What could be more enticing than an electric carnival spanning the dimensions of space rock and progressive jazz? On their third album, Holiday for Vacationers! (Everything Awesome All the Time), local, interstellar ringmasters the Other Planets blur genres and contort harmonious conventions in search of such a musical destination.
While they’ve always drawn upon an uncanny ability to open resonant portals amidst apparent bedlam and dissonant chaos, the Other Planets have come together on Holiday for Vacationers! to add a point of emphasis onto their bizarro idiosyncrasies. And for the intrepid listener, this venture may yet divulge an even more enlightening axiom.
The twisted jamboree gets underway with “Paranoia,” a prog rock opus whose grandiose arrangements bond its lullaby chorus to distorted verses and clamoring marches. Throughout the album, instrumental interludes set the tone for ensuing lyric-based numbers. The avant-garde melee, “How’s McClimon Doing?” scribbles its way into the lounging, Ween-like tomfoolery of “Happy Time at the Mall.” The street beats, vocal samples, and ominous grooves of “You Killed Him, Too,” drop atop the beautifully absurd lyrics, aching harmonies, and retro hooks of “Teeth and Dreams.”
“Jerry Lee Lewis: The Video Game” is a frantic breakdown that bears the signature of founder Adam Cuccia. Holiday for Vacationers! provides a vivid canvas for Cuccia to display his lyrical development, and he evokes a flash of Stephen Malkmus on “The Business of Losing Sleep.” Fellow planetary conspirator Dr. Jimbo Walsh lends his compositional wizardry to several of Holiday’s key tracks, but two instrumental gems bear solely his imprint: the winding, rising, and pulsating “Lengua” and the murky, warp-zone trip, “The Hidden Level,” complete with pitfalls and power-ups.

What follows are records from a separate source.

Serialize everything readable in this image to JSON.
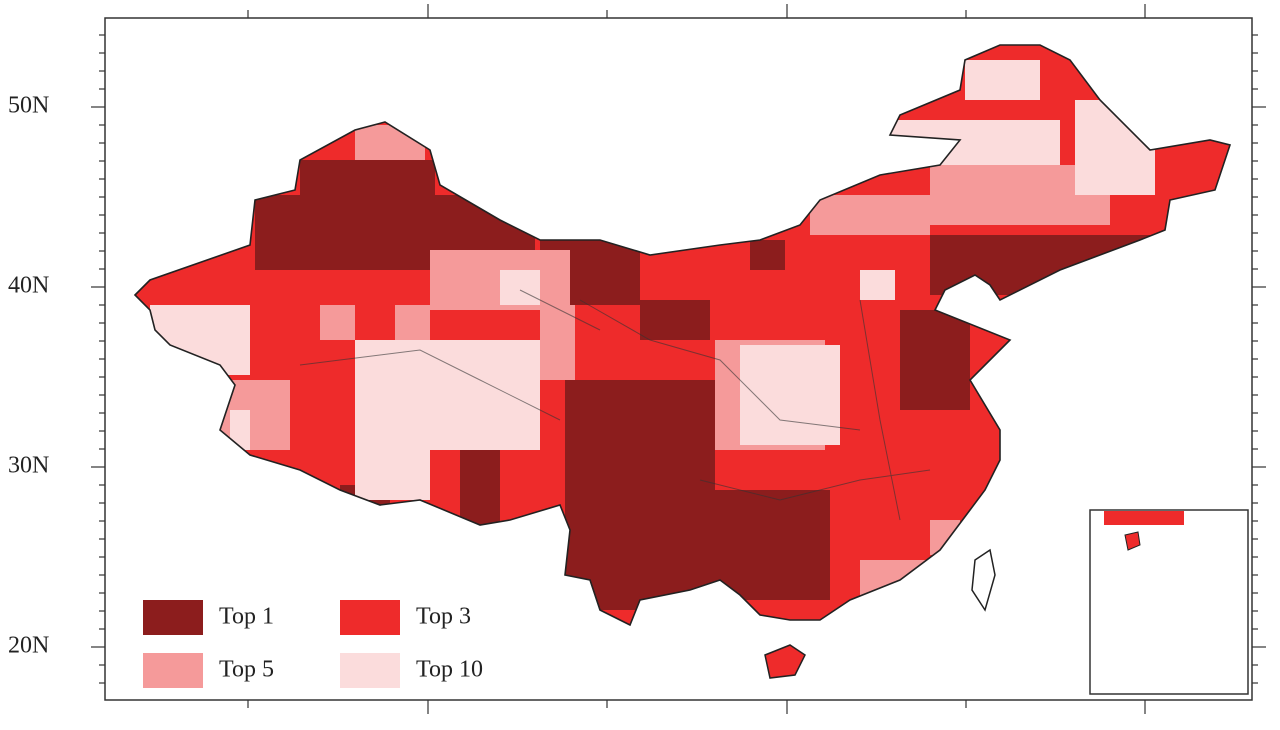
{
  "map": {
    "lat_labels": [
      "50N",
      "40N",
      "30N",
      "20N"
    ],
    "legend": [
      {
        "label": "Top 1",
        "color": "#8c1d1d"
      },
      {
        "label": "Top 3",
        "color": "#ee2b2b"
      },
      {
        "label": "Top 5",
        "color": "#f59a9a"
      },
      {
        "label": "Top 10",
        "color": "#fbdcdc"
      }
    ]
  }
}
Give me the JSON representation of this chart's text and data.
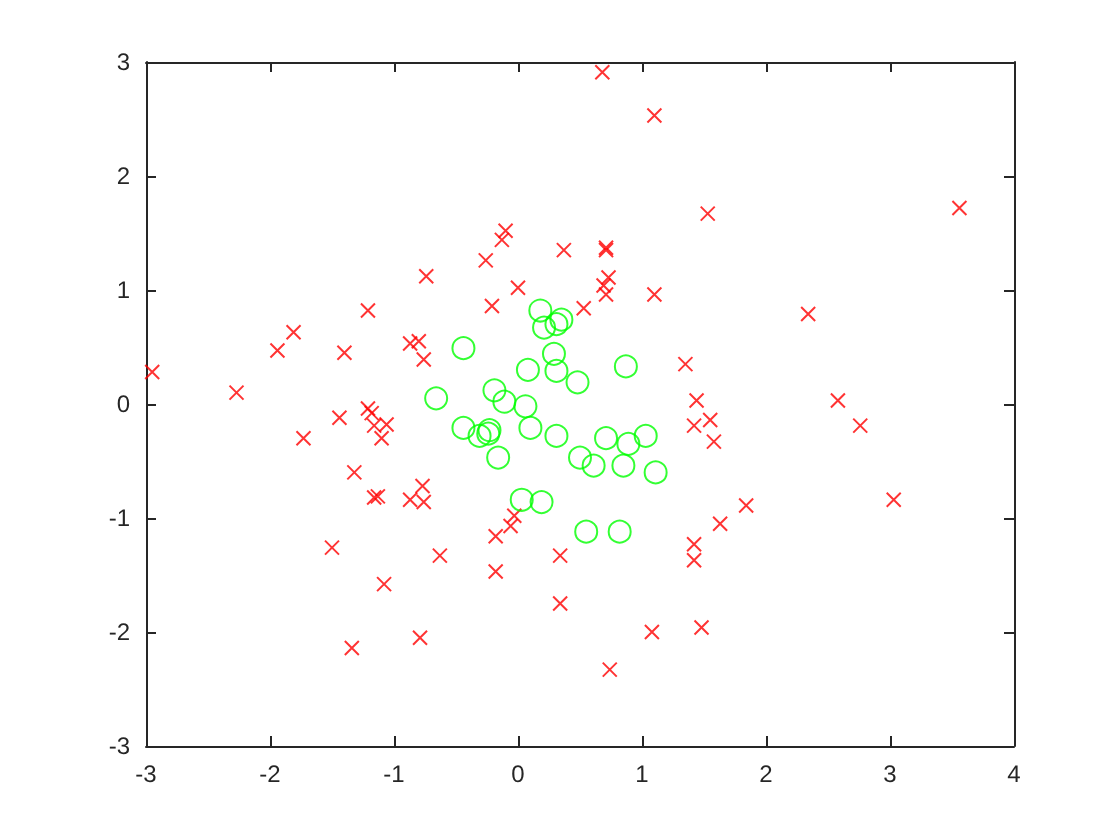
{
  "chart_data": {
    "type": "scatter",
    "xlim": [
      -3,
      4
    ],
    "ylim": [
      -3,
      3
    ],
    "xticks": [
      -3,
      -2,
      -1,
      0,
      1,
      2,
      3,
      4
    ],
    "yticks": [
      -3,
      -2,
      -1,
      0,
      1,
      2,
      3
    ],
    "series": [
      {
        "color": "#ff0000",
        "marker": "cross",
        "x": [
          -0.87,
          -0.8,
          -0.76,
          -0.74,
          -0.26,
          -0.13,
          -0.1,
          -0.21,
          0.0,
          0.37,
          -1.21,
          -1.4,
          -1.81,
          -1.94,
          -2.27,
          -2.95,
          -1.21,
          0.68,
          1.1,
          1.53,
          3.56,
          0.71,
          0.71,
          0.73,
          0.69,
          0.71,
          1.1,
          0.53,
          2.34,
          1.35,
          1.44,
          2.58,
          1.42,
          1.55,
          1.58,
          2.76,
          1.84,
          1.63,
          1.42,
          1.42,
          3.03,
          1.08,
          1.48,
          0.74,
          0.34,
          0.34,
          -1.44,
          -1.18,
          -1.16,
          -1.06,
          -1.1,
          -1.73,
          -1.32,
          -1.16,
          -1.13,
          -0.87,
          -0.77,
          -0.76,
          -0.63,
          -1.5,
          -1.08,
          -1.34,
          -0.79,
          -0.18,
          -0.18,
          -0.06,
          -0.03
        ],
        "values": [
          0.53,
          0.55,
          0.39,
          1.12,
          1.26,
          1.44,
          1.52,
          0.86,
          1.02,
          1.35,
          0.82,
          0.45,
          0.63,
          0.47,
          0.1,
          0.28,
          -0.04,
          2.91,
          2.53,
          1.67,
          1.72,
          1.37,
          1.35,
          1.11,
          1.04,
          0.96,
          0.96,
          0.84,
          0.79,
          0.35,
          0.03,
          0.03,
          -0.19,
          -0.14,
          -0.33,
          -0.19,
          -0.89,
          -1.05,
          -1.23,
          -1.37,
          -0.84,
          -2.0,
          -1.96,
          -2.33,
          -1.33,
          -1.75,
          -0.12,
          -0.08,
          -0.19,
          -0.18,
          -0.3,
          -0.3,
          -0.6,
          -0.82,
          -0.81,
          -0.84,
          -0.72,
          -0.86,
          -1.33,
          -1.26,
          -1.58,
          -2.14,
          -2.05,
          -1.47,
          -1.16,
          -1.07,
          -0.98
        ]
      },
      {
        "color": "#00ff00",
        "marker": "circle",
        "x": [
          -0.44,
          0.18,
          0.21,
          0.31,
          0.35,
          0.29,
          0.31,
          0.08,
          0.48,
          -0.66,
          -0.19,
          -0.11,
          0.06,
          -0.44,
          -0.31,
          -0.24,
          -0.23,
          -0.16,
          0.1,
          0.31,
          0.03,
          0.19,
          0.5,
          0.71,
          0.89,
          1.03,
          0.61,
          0.85,
          1.11,
          0.55,
          0.82,
          0.87
        ],
        "values": [
          0.49,
          0.82,
          0.67,
          0.7,
          0.74,
          0.44,
          0.29,
          0.3,
          0.19,
          0.05,
          0.12,
          0.02,
          -0.02,
          -0.21,
          -0.28,
          -0.26,
          -0.23,
          -0.47,
          -0.21,
          -0.28,
          -0.84,
          -0.86,
          -0.47,
          -0.3,
          -0.35,
          -0.28,
          -0.54,
          -0.54,
          -0.6,
          -1.12,
          -1.12,
          0.33
        ]
      }
    ]
  }
}
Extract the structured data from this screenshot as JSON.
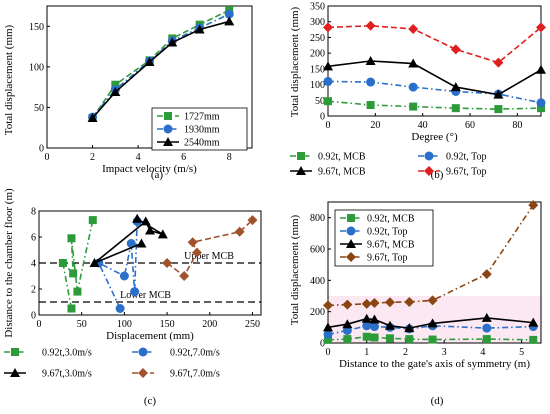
{
  "chart_data": [
    {
      "panel": "(a)",
      "type": "line",
      "xlabel": "Impact velocity (m/s)",
      "ylabel": "Total displacement (mm)",
      "xlim": [
        0,
        9
      ],
      "ylim": [
        0,
        175
      ],
      "xticks": [
        0,
        2,
        4,
        6,
        8
      ],
      "yticks": [
        0,
        50,
        100,
        150
      ],
      "legend_position": "bottom-right",
      "x": [
        2.0,
        3.0,
        4.5,
        5.5,
        6.7,
        8.0
      ],
      "series": [
        {
          "name": "1727mm",
          "color": "#2e9b3a",
          "dash": "dash",
          "marker": "square",
          "values": [
            37,
            78,
            108,
            135,
            152,
            170
          ]
        },
        {
          "name": "1930mm",
          "color": "#2a6fc9",
          "dash": "dashdot",
          "marker": "circle",
          "values": [
            38,
            72,
            107,
            132,
            148,
            165
          ]
        },
        {
          "name": "2540mm",
          "color": "#000000",
          "dash": "solid",
          "marker": "triangle",
          "values": [
            37,
            69,
            106,
            130,
            146,
            156
          ]
        }
      ]
    },
    {
      "panel": "(b)",
      "type": "line",
      "xlabel": "Degree (°)",
      "ylabel": "Total displacement (mm)",
      "xlim": [
        0,
        90
      ],
      "ylim": [
        0,
        350
      ],
      "xticks": [
        0,
        20,
        40,
        60,
        80
      ],
      "yticks": [
        0,
        50,
        100,
        150,
        200,
        250,
        300,
        350
      ],
      "legend_position": "bottom",
      "x": [
        0,
        18,
        36,
        54,
        72,
        90
      ],
      "series": [
        {
          "name": "0.92t, MCB",
          "color": "#2e9b3a",
          "dash": "dashdot",
          "marker": "square",
          "values": [
            47,
            35,
            30,
            25,
            22,
            25
          ]
        },
        {
          "name": "0.92t, Top",
          "color": "#2a6fc9",
          "dash": "dashdot",
          "marker": "circle",
          "values": [
            110,
            108,
            92,
            78,
            70,
            42
          ]
        },
        {
          "name": "9.67t, MCB",
          "color": "#000000",
          "dash": "solid",
          "marker": "triangle",
          "values": [
            158,
            175,
            167,
            92,
            68,
            147
          ]
        },
        {
          "name": "9.67t, Top",
          "color": "#e02020",
          "dash": "dash",
          "marker": "diamond",
          "values": [
            282,
            287,
            277,
            212,
            170,
            282
          ]
        }
      ]
    },
    {
      "panel": "(c)",
      "type": "line",
      "xlabel": "Displacement (mm)",
      "ylabel": "Distance to the chamber floor (m)",
      "xlim": [
        0,
        260
      ],
      "ylim": [
        0,
        8
      ],
      "xticks": [
        0,
        50,
        100,
        150,
        200,
        250
      ],
      "yticks": [
        0,
        2,
        4,
        6,
        8
      ],
      "legend_position": "bottom",
      "annotations": [
        {
          "text": "Upper MCB",
          "y": 4
        },
        {
          "text": "Lower MCB",
          "y": 1
        }
      ],
      "series": [
        {
          "name": "0.92t,3.0m/s",
          "color": "#2e9b3a",
          "dash": "dashdot",
          "marker": "square",
          "x": [
            38,
            28,
            40,
            38,
            45,
            63
          ],
          "y": [
            0.5,
            4.0,
            3.2,
            5.9,
            1.8,
            7.3
          ]
        },
        {
          "name": "0.92t,7.0m/s",
          "color": "#2a6fc9",
          "dash": "dashdot",
          "marker": "circle",
          "x": [
            95,
            70,
            100,
            108,
            112,
            115
          ],
          "y": [
            0.5,
            4.0,
            3.0,
            5.5,
            1.8,
            7.2
          ]
        },
        {
          "name": "9.67t,3.0m/s",
          "color": "#000000",
          "dash": "solid",
          "marker": "triangle",
          "x": [
            120,
            65,
            125,
            130,
            145,
            115
          ],
          "y": [
            5.5,
            4.0,
            7.2,
            6.5,
            6.2,
            7.4
          ]
        },
        {
          "name": "9.67t,7.0m/s",
          "color": "#a0522d",
          "dash": "dash",
          "marker": "diamond",
          "x": [
            150,
            170,
            185,
            180,
            235,
            250
          ],
          "y": [
            4.0,
            3.0,
            4.8,
            5.6,
            6.4,
            7.3
          ]
        }
      ]
    },
    {
      "panel": "(d)",
      "type": "line",
      "xlabel": "Distance to the gate's axis of symmetry (m)",
      "ylabel": "Total displacement (mm)",
      "xlim": [
        0,
        5.5
      ],
      "ylim": [
        0,
        900
      ],
      "xticks": [
        0,
        1,
        2,
        3,
        4,
        5
      ],
      "yticks": [
        0,
        200,
        400,
        600,
        800
      ],
      "legend_position": "top-left",
      "x": [
        0,
        0.5,
        1.0,
        1.2,
        1.6,
        2.1,
        2.7,
        4.1,
        5.3
      ],
      "series": [
        {
          "name": "0.92t, MCB",
          "color": "#2e9b3a",
          "dash": "dashdot",
          "marker": "square",
          "values": [
            20,
            25,
            40,
            35,
            30,
            25,
            22,
            25,
            20
          ]
        },
        {
          "name": "0.92t, Top",
          "color": "#2a6fc9",
          "dash": "dashdot",
          "marker": "circle",
          "values": [
            55,
            80,
            110,
            105,
            100,
            90,
            110,
            95,
            105
          ]
        },
        {
          "name": "9.67t, MCB",
          "color": "#000000",
          "dash": "solid",
          "marker": "triangle",
          "values": [
            100,
            120,
            155,
            150,
            110,
            95,
            125,
            160,
            130
          ]
        },
        {
          "name": "9.67t, Top",
          "color": "#8b4513",
          "dash": "dashdot",
          "marker": "diamond",
          "values": [
            240,
            245,
            250,
            255,
            260,
            262,
            272,
            440,
            880
          ]
        }
      ]
    }
  ]
}
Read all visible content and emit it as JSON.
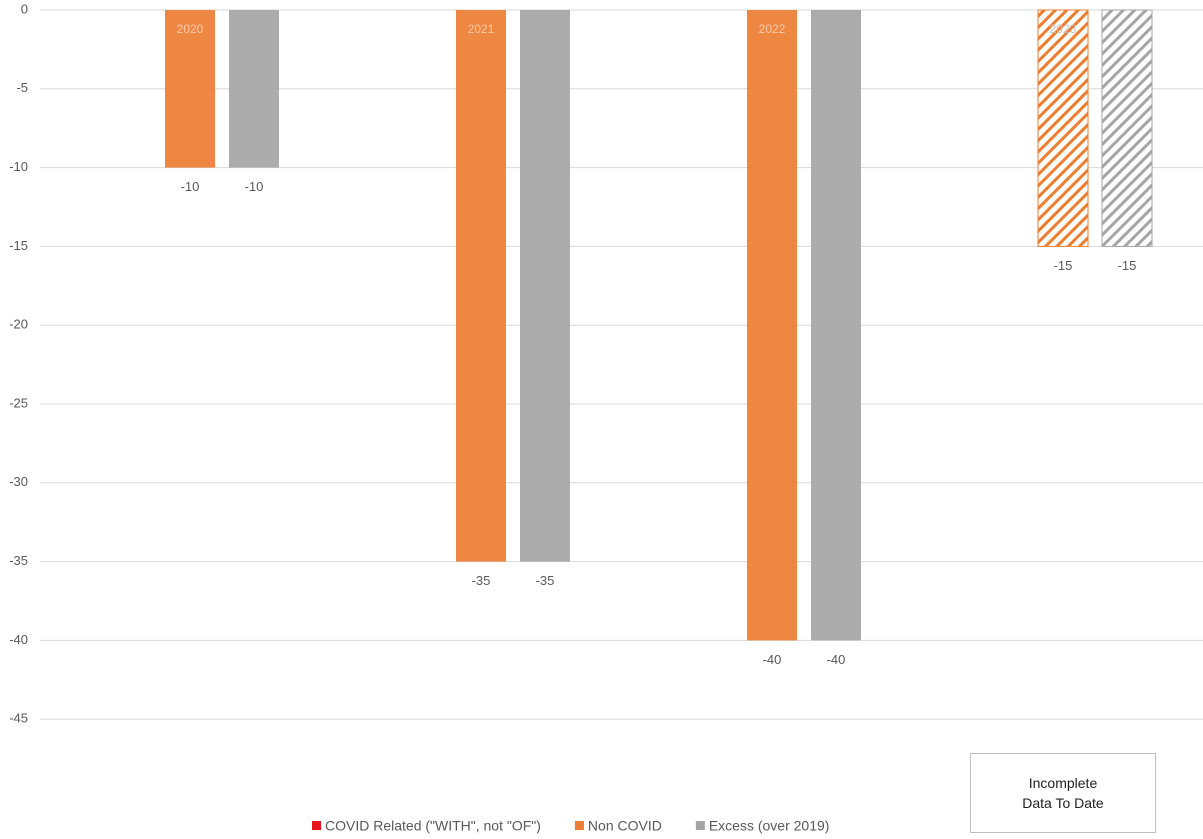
{
  "chart_data": {
    "type": "bar",
    "categories": [
      "2020",
      "2021",
      "2022",
      "2023"
    ],
    "pattern": [
      "solid",
      "solid",
      "solid",
      "hatched"
    ],
    "series": [
      {
        "name": "COVID Related (\"WITH\", not \"OF\")",
        "color": "#e8141b",
        "values": [
          null,
          null,
          null,
          null
        ]
      },
      {
        "name": "Non COVID",
        "color": "#ed7d31",
        "values": [
          -10,
          -35,
          -40,
          -15
        ]
      },
      {
        "name": "Excess (over 2019)",
        "color": "#a5a5a5",
        "values": [
          -10,
          -35,
          -40,
          -15
        ]
      }
    ],
    "ylim": [
      0,
      -50
    ],
    "yticks": [
      0,
      -5,
      -10,
      -15,
      -20,
      -25,
      -30,
      -35,
      -40,
      -45
    ],
    "grid": true,
    "legend": "bottom",
    "annotation": "Incomplete Data To Date"
  }
}
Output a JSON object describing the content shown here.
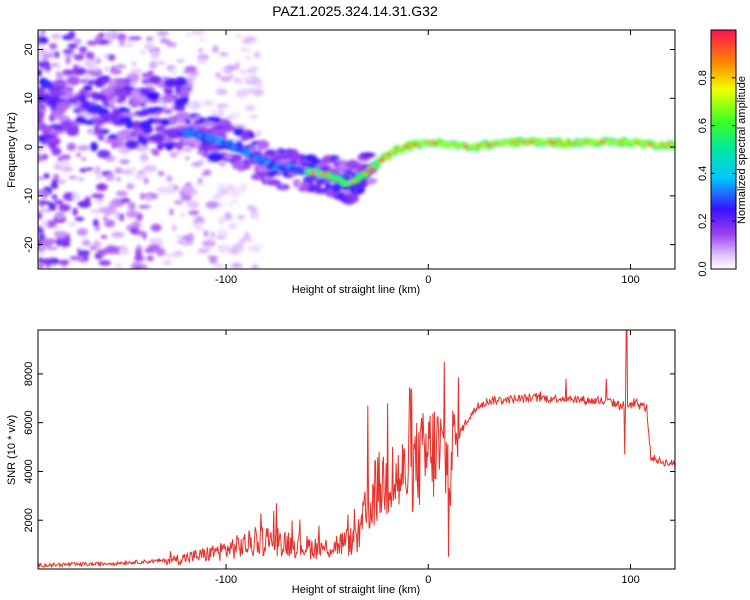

At 17 tracks, Holiday for Vacationers! runs a tad long, and few songs, though sonically fulfilling, could be better fitted to a future extravaganza. Yet, while fairweather tourists may debate if everything is, in reality, awesome all the time, the inclined vacationers know that the holiday doesn’t being until they’ve strapped on a pair of headphones.